Topics
- Review
- Congestion Games
- Potential Games
Recap from Last Week
A game consists of 3 elements:
- Set of players N
- Sets of strategies {S_{i}}_{i∈N}
- Sets of payoffs {u_{i}}_{i∈N}
Given a game, what do we do?
- Maximize the sum of everyone's payoff.
- Socially optimal outcome (what we want to happen).
- Maximize individual's payoff conditional on everyone else's strategy and find a fixed point.
- Nash equilibrium (what we think will happen).
1 & 2 are often different because there are strategic interactions and individual incentives are unaligned.
Some games have useful structures, which impose useful restrictions on {S_{i}} and {u_{i}}.
- Dynamic games
- Games on networks
Congestion Games
Paths are labeled (edge, traffic, cost/duration):
- Directed network (J, E) = ({A, B, C}, {1, 2, 3, 4}).
- Set of paths P = {p_{1}, p_{2}, p_{3}} = {(1), (2,3), (2,4)}.
- Traffic on paths {x_{p1}, x_{p2}, x_{p3}} = {x_{1}, x_{3}, x_{4}}.
- Total (social) cost: x_{1}*L_{1}(x_{1}) + x_{2}*L_{2}(x_{2}) + x_{3}*L_{3}(x_{3}) + x_{4}*L_{4}(x_{4}).
- Minimizing this with respect to x_{1}, ... x_{4} gives socially optimal traffic.

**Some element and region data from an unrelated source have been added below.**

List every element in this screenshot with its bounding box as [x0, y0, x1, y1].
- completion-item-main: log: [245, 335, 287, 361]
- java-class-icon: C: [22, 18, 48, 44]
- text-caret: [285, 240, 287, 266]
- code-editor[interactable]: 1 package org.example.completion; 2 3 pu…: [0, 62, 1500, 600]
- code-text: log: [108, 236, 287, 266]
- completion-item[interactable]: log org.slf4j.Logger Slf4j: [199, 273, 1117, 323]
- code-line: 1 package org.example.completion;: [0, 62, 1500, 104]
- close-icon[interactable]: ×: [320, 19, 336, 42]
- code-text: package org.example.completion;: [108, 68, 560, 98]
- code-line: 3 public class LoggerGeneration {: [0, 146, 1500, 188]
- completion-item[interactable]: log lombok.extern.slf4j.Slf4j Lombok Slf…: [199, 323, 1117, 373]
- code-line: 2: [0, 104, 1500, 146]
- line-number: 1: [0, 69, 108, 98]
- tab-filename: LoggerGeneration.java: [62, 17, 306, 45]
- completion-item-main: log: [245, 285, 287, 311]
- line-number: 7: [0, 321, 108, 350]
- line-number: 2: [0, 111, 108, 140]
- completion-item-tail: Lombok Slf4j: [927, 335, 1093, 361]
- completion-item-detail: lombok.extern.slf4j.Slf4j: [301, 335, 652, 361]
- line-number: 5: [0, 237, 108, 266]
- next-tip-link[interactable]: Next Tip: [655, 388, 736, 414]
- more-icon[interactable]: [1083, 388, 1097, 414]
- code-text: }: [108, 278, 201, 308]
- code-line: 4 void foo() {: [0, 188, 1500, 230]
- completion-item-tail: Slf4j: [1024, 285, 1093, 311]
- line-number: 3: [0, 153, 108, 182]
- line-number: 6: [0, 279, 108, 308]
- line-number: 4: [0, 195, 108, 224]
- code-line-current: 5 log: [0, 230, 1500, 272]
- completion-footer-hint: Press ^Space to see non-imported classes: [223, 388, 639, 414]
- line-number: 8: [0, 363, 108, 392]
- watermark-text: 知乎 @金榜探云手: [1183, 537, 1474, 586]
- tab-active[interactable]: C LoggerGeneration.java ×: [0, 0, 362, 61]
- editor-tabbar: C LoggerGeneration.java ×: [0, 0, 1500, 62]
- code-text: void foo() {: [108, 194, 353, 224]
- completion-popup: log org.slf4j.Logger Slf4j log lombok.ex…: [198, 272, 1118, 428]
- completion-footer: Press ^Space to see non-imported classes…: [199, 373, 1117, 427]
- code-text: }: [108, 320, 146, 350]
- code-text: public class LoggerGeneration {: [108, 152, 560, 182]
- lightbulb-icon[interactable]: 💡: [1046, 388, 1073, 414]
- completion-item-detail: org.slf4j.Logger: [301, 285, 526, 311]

As a game, this can be written:
- N = [0, 1]
- S_{i} = {p_{1}, p_{2}, p_{3}}
- u_{i}(P_{i}, everyone else's strategy) = u_{i}(P_{i}, x_{1}...x_{4})
However, each individual driver incurs:
- L_{1}(x_{1}) if he takes p_{1.}
- L_{2}(x_{2}) + L_{3}(x_{3}) if he takes p_{2.}
- L_{2}(x_{2}) + L_{4}(x_{4}) if he takes p_{3.}
So, his best response correspondence is to choose a path that gives minimum individual cost.
- In equilibrium, we must have L_{1}(x_{1}) = L_{2}(x_{2}) + L_{3}(x_{3}) = L_{2}(x_{2}) + L_{4}(x_{4}).
Example:
Paths are labeled (edge/path, traffic, individual cost):
- Model constraint: x_{1} + x_{2} = 1.
- Total cost: x_{1}*L_{1}(x_{1}) + x_{2}*L_{2}(x_{2}) = x_{1}^{2} + x_{2} = x_{1}^{2} + (1 — x_{1}) = (x_{1 }— ½)^{2 }+ ¾.
- Socially optimal traffic: (x_{1}^{S}, x_{2}^{S}) = (½ , ½).
Each individual choose path with lower cost, so in equilibrium:
- L_{1}(x_{1}^{E}) = L_{2}(x_{2}^{E}), so (x_{1}^{E}, x_{2}^{E}) = (1, 0).
- Equilibrium total cost is x_{1}^{E}*L_{1}(x_{1}^{E}) + x_{2}^{E}*L_{2}(x_{2}^{E}) = 1 ≥ ¾.
How to solve this?
- Impose toll C on p_{1}.
- Then, u_{i}(p_{1}, x_{1}, x_{2}) = x_{1} + C.
- We want L_{1}(x_{1}^{S}) + C = L_{2}(x_{2}^{S}).
- C = ½.
Potential Games
In physics, particles move along the unique potential field.
In society, people move along their own incentives.
However, there are cases where people's incentives are so similar that they move as if there is a unique potential field.
Example: Traffic Congestion
Definition: A game is an exact potential game if there is exists Φ (unique potential field) such that:
- u_{i}(S_{i}, S_{-i}) — u_{i}(S_{i}', S_{-i}) = Φ(S_{i}, S_{-i}) — Φ(S_{i}', S_{i}).
- That is, i's incentive matches the potential's gradient.